Wednesday, September 9, 2009

Will Global Imbalances Return?

Barry Eichengreen discusses whether global imbalances will return. The recession has reduced the US current account deficit through two channels. The income decline has led to reduced imports, and the destruction of household wealth has led to an increase in savings. This offset the longer-term forces that were generating current account deficits. The key question, however, is what happens after we emerge from the crisis. This is especially concerning given the large fiscal stimulus and large monetary stimulus that have been policy reponses to the crisis. He notes:
...once American households rebuild their retirement accounts, they may return to their profligate ways. Indeed, the Obama administration and the Federal Reserve are doing all they can to pump up US spending. The only reason the US trade deficit is falling is that the country remains in a severe recession, causing US imports and exports to collapse in parallel.

With recovery, both may recover to previous levels, and the 6%-of-GDP US external deficit will be back. In fact, there has been no change in relative prices or depreciation of the US dollar of a magnitude that would augur a permanent shift in trade and spending patterns.

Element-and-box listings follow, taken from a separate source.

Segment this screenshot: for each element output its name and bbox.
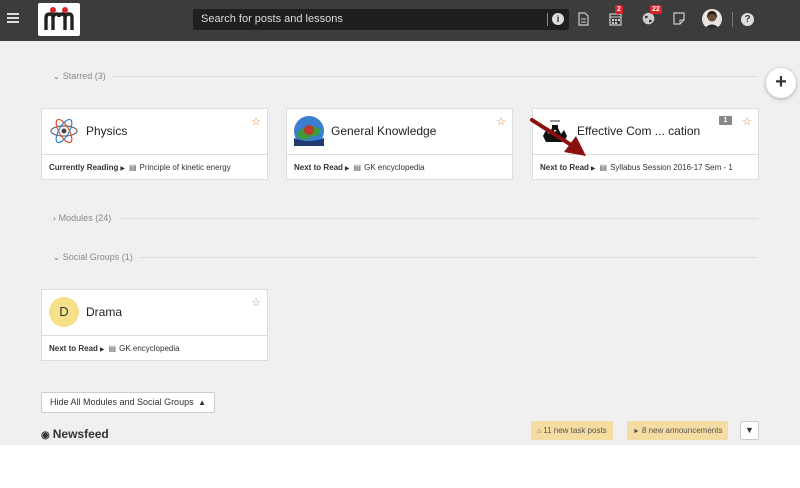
section-divider	[120, 218, 758, 219]
book-icon: ▤	[128, 163, 137, 172]
info-icon[interactable]: i	[552, 13, 564, 25]
globe-icon[interactable]	[642, 12, 655, 30]
document-icon[interactable]	[578, 12, 589, 31]
filter-icon: ▼	[745, 425, 754, 435]
reading-status: Currently Reading	[49, 163, 119, 172]
filter-button[interactable]: ▼	[740, 421, 759, 440]
chat-bubble-icon: ◉	[41, 430, 50, 441]
starred-section-label: Starred (3)	[62, 71, 106, 81]
reading-item-link[interactable]: Syllabus Session 2016-17 Sem - 1	[610, 163, 733, 172]
chevron-right-icon: ›	[53, 214, 56, 223]
search-divider	[547, 13, 548, 26]
home-icon: ⌂	[537, 428, 542, 435]
main-content: + ⌄ Starred (3) Physics ☆ Currently Readi…	[0, 41, 800, 445]
card-title: Physics	[86, 124, 128, 138]
calendar-badge: 2	[615, 5, 623, 14]
social-groups-section-toggle[interactable]: ⌄ Social Groups (1)	[53, 252, 133, 262]
star-icon[interactable]: ☆	[496, 115, 506, 128]
user-avatar[interactable]	[702, 9, 722, 29]
social-group-card-drama[interactable]: D Drama ☆ Next to Read ▶ ▤ GK encyclopedia	[41, 289, 268, 361]
reading-item-link[interactable]: Principle of kinetic energy	[140, 163, 231, 172]
search-input[interactable]: Search for posts and lessons	[201, 13, 343, 25]
globe-thumbnail-icon	[294, 116, 324, 146]
caret-right-icon: ▶	[120, 166, 125, 172]
hamburger-menu-icon[interactable]	[7, 13, 19, 23]
new-task-posts-button[interactable]: ⌂ 11 new task posts	[531, 421, 613, 440]
new-announcements-button[interactable]: ► 8 new announcements	[627, 421, 729, 440]
caret-right-icon: ▶	[590, 166, 596, 172]
book-icon: ▤	[108, 344, 117, 353]
reading-status: Next to Read	[294, 163, 343, 172]
reading-item-link[interactable]: GK encyclopedia	[364, 163, 424, 172]
count-badge: 1	[719, 116, 732, 125]
chevron-down-icon: ⌄	[53, 253, 60, 262]
caret-right-icon: ▶	[99, 347, 105, 353]
module-card-physics[interactable]: Physics ☆ Currently Reading ▶ ▤ Principle o…	[41, 108, 268, 180]
announcements-label: 8 new announcements	[641, 426, 723, 435]
physics-atom-icon	[49, 116, 79, 146]
annotation-arrow-icon	[530, 118, 586, 156]
caret-right-icon: ▶	[344, 166, 350, 172]
card-title: Drama	[86, 305, 123, 319]
star-icon[interactable]: ☆	[742, 115, 752, 128]
starred-section-toggle[interactable]: ⌄ Starred (3)	[53, 71, 106, 81]
app-logo[interactable]	[38, 3, 80, 36]
help-icon[interactable]: ?	[741, 13, 754, 26]
hide-all-modules-button[interactable]: Hide All Modules and Social Groups ▲	[41, 392, 216, 413]
book-icon: ▤	[353, 163, 362, 172]
newsfeed-heading: ◉ Newsfeed	[41, 427, 109, 441]
reading-status: Next to Read	[540, 163, 589, 172]
social-groups-section-label: Social Groups (1)	[62, 252, 133, 262]
toolbar-divider	[732, 12, 733, 27]
sticky-note-icon[interactable]	[673, 12, 685, 30]
reading-status: Next to Read	[49, 344, 98, 353]
chevron-down-icon: ⌄	[53, 72, 60, 81]
reading-item-link[interactable]: GK encyclopedia	[119, 344, 179, 353]
megaphone-icon: ►	[633, 428, 640, 435]
star-icon[interactable]: ☆	[251, 115, 261, 128]
newsfeed-title: Newsfeed	[52, 427, 109, 441]
module-card-general-knowledge[interactable]: General Knowledge ☆ Next to Read ▶ ▤ GK enc…	[286, 108, 513, 180]
book-icon: ▤	[599, 163, 608, 172]
modules-section-toggle[interactable]: › Modules (24)	[53, 213, 111, 223]
group-initial-avatar: D	[49, 297, 79, 327]
chevron-up-icon: ▲	[198, 398, 207, 407]
card-title: General Knowledge	[331, 124, 437, 138]
card-title: Effective Com ... cation	[577, 124, 701, 138]
hide-button-label: Hide All Modules and Social Groups	[50, 397, 194, 407]
task-posts-label: 11 new task posts	[543, 426, 607, 435]
modules-section-label: Modules (24)	[58, 213, 112, 223]
star-outline-icon[interactable]: ☆	[251, 296, 261, 309]
section-divider	[139, 257, 758, 258]
section-divider	[112, 76, 758, 77]
globe-badge: 22	[650, 5, 662, 14]
search-bar[interactable]: Search for posts and lessons i	[193, 9, 569, 30]
top-navbar: Search for posts and lessons i 2 22 ?	[0, 0, 800, 41]
calendar-icon[interactable]	[609, 12, 622, 31]
add-button[interactable]: +	[766, 68, 796, 98]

The answer depends a lot on decisions outside the US. For example, will China continue to lend to the US. A disaster could arise if China turns away from holding US assets. He concludes:

There are two hopes for avoiding this disastrous outcome. One is relying on Chinese goodwill to stabilize the US and world economies. The other is for the Obama administration and the Fed to provide details about how they will eliminate the budget deficit and avoid inflation once the recession ends. The second option is clearly preferable. After all, it is always better to control one’s own fate.